Cette confidence me laissa rêveur. Je tournais et retournais le petit billet de Wagner avec émotion ; j’éprouvais une sourde colère contre la vieille femme. Et je finis par dire :

— Eh quoi ! vous n’avez pas senti la présence d’une grande âme ?

Mme Forget m’interrompit d’un petit air ironique :

— Non ! fit-elle… Je n’ai pas senti la présence d’une grande âme… Je n’ai vu qu’une insupportable vanité !…

— C’était un noble orgueil, madame.

— Un noble orgueil ignore cette vantardise baveuse. Wagner était purement et simplement un être insupportable… une nature très haute et le contraire d’un cœur généreux. L’hypertrophie du moi est peut-être utile pour faire de grandes choses, mais dans la vie c’est odieux. Je ne regrette pas d’avoir ri.

— Et vous ne regrettez pas davantage de ne pas vous être appelée madame Wagner ? Le sort vous offrait un bonheur féerique !…

— Mon enfant, dit la vieille dame avec une froideur dédaigneuse, je regrette sûrement d’avoir méconnu le génie de Wagner… pour moi, non pour lui !… Car il avait de quoi se consoler… Mais je ne regrette pas d’avoir refusé d’être sa femme. J’ai des enfants — et quelle mère voudrait échanger ses enfants contre d’autres ? Et puis, j’aurais mené une vie atroce. L’amour sait ce qu’il fait. Il dédaigne la gloire… Et comme il a raison — même au point de vue de la gloire ! Est-ce que Wagner, homme de génie, est fils d’un homme de génie ? A-t-il, d’autre part, produit un fils de génie ?… Alors ?… Je ne vois, pour ma part, rien de particulièrement séduisant à être la femme d’Hugo, de Lamartine ou de Wagner. C’est plutôt misérable — cela donne naissance à une manière de parasitisme moral qui est tout ce qu’on peut rêver de plus risible. Une petite femme qui se gonfle de la célébrité de son mari, oui, cela me fait pitié. Le dévouement seul aurait pu me faire accepter un tel rôle…

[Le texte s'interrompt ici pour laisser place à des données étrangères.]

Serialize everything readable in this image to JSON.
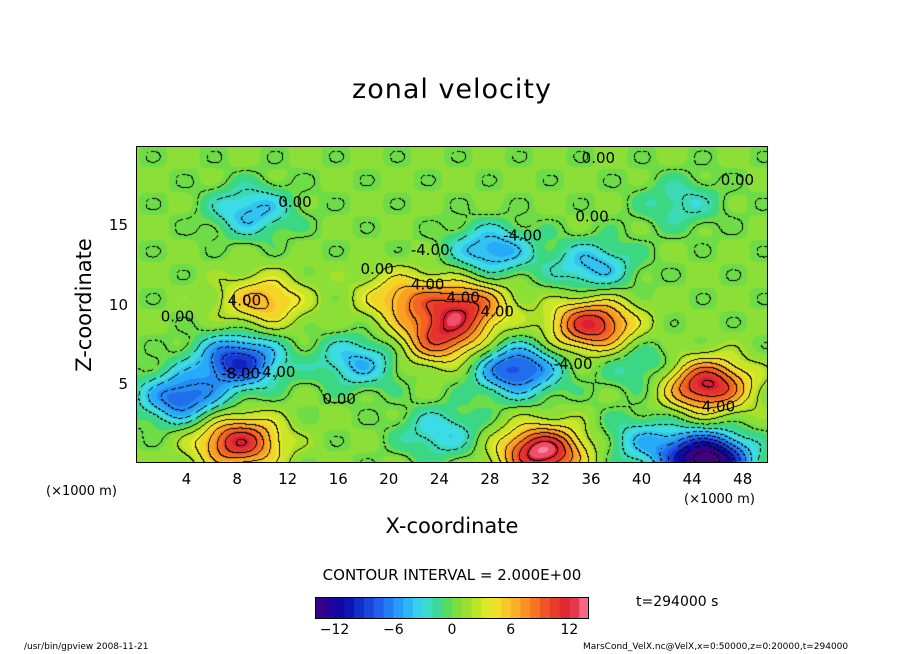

Elle se tut, elle regarda, par la croisée ouverte, la jeune terre d’avril ivre et charmante. Un cerisier montrait devant la fenêtre son éblouissante tête fleurie, et Mme Forget soupira :

— Je regrette le vieux jardin suisse, fit-elle… Je regrette la Fiancée de Lammermoor… Je regrette même l’aveu de l’orgueilleux musicien. Ah ! cher monsieur, Nietzsche avait peur de l’Éternel Retour, et moi je recommencerais mille fois mon existence…

— Même avec Wagner ?

— Avec Wagner… de l’autre côté du Rhin ! répondit-elle, moqueuse et mélancolique.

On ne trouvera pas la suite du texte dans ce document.